With a fictional AI like the Enterprise computer, our entire understanding is filtered through the lens of the writers. We can only interpret the scenes they choose to show us. If they never write a scene where the computer questions its existence or similar hints, then for all intents and purposes, that potential doesn't exist within the story. Our interpretation is bound by the provided text.

This is a fundamentally different epistemic situation from interacting with a real-world LLM. With ChatGPT or Gemini, I can personally test its limits, ask it unexpected questions, and form a conclusion based on my own direct, unmediated experience.
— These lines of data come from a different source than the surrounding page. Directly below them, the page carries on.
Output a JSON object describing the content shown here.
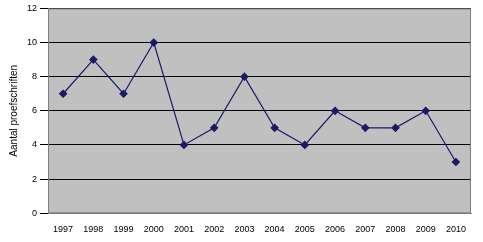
{
  "chart_data": {
    "type": "line",
    "y_label": "Aantal proefschriften",
    "categories": [
      "1997",
      "1998",
      "1999",
      "2000",
      "2001",
      "2002",
      "2003",
      "2004",
      "2005",
      "2006",
      "2007",
      "2008",
      "2009",
      "2010"
    ],
    "values": [
      7,
      9,
      7,
      10,
      4,
      5,
      8,
      5,
      4,
      6,
      5,
      5,
      6,
      3
    ],
    "color": "#1a1a66",
    "marker": "diamond",
    "ylim": [
      0,
      12
    ],
    "yticks": [
      0,
      2,
      4,
      6,
      8,
      10,
      12
    ],
    "grid": true
  }
}
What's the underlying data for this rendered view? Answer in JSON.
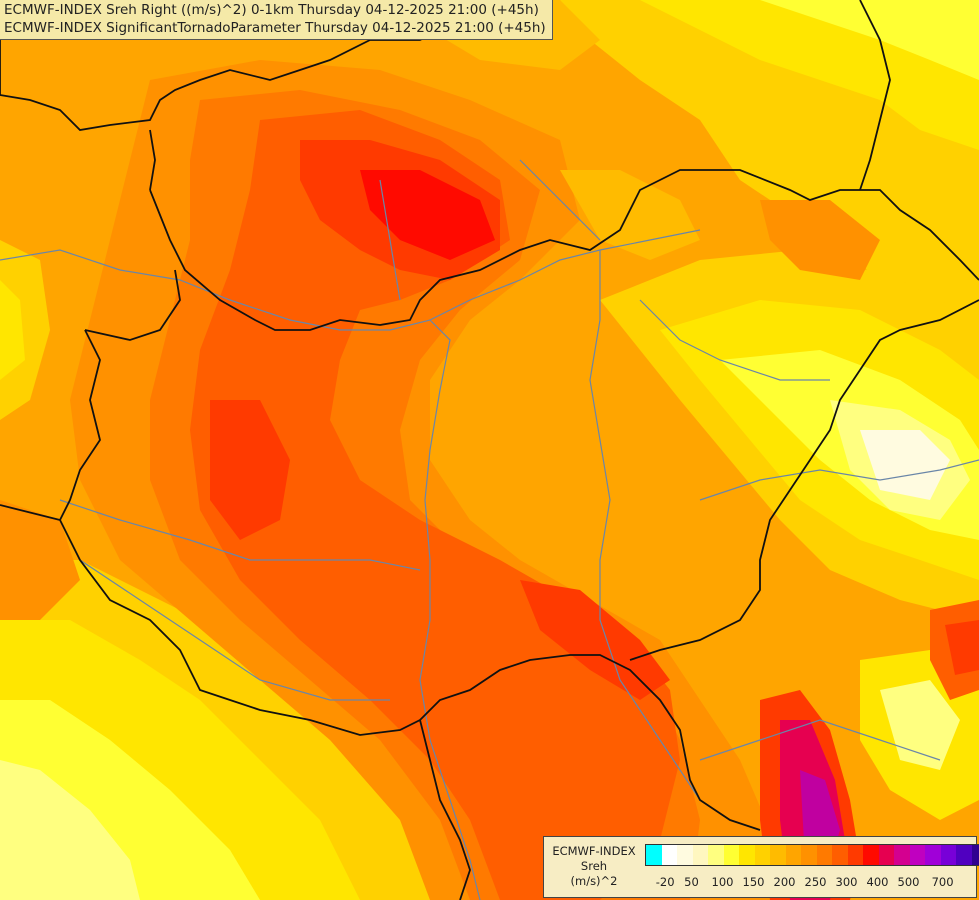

I can probe for depth; in fiction, I can only observe the depth the author has written.

So when I point out that most people in the Star Wars universe treat droids like appliances even when they feel so alive, it's not to say a deeper interpretation is impossible. It's to highlight how powerfully the author's framing shapes our default perception. The story isn't about droid rights, so the narrative encourages us not to focus on it. That's the power, and the limitation, of the authorial lens.

Is this why the Google product (now just called Gemini) was called that?
I don't know if anyone has officially said so but there was a public statement about it being chosen as a reference to story telling (Celtic language). So could be for similar reasons or could be a reference. Not surprising considering how famous the story is and how famous Asimov is. But maybe someone else knows more definitively.
Celtic? The name "Gemini" is much, much, much better known from Greek myth, if it occurs in Celtic culture at all...
Here, I'll rephrase thenoblesunfish for clarity, because you seem to have misread

  > Is this why the Google product (now just called Gemini) was called [Bard]?
"That" == "Bard".

They weren't referring to Gemini, which is why there's that whole thing in parentheses stating it's *now* called Gemini

From Wiki

  | The technology was developed under the codename "Atlas", with the name "Bard" in reference to the Celtic term for a storyteller and chosen to "reflect the creative nature of the algorithm underneath".
Ah.
Gemini was originally called Bard. That's what thenoblesunfish was asking about: the original name, not the new one.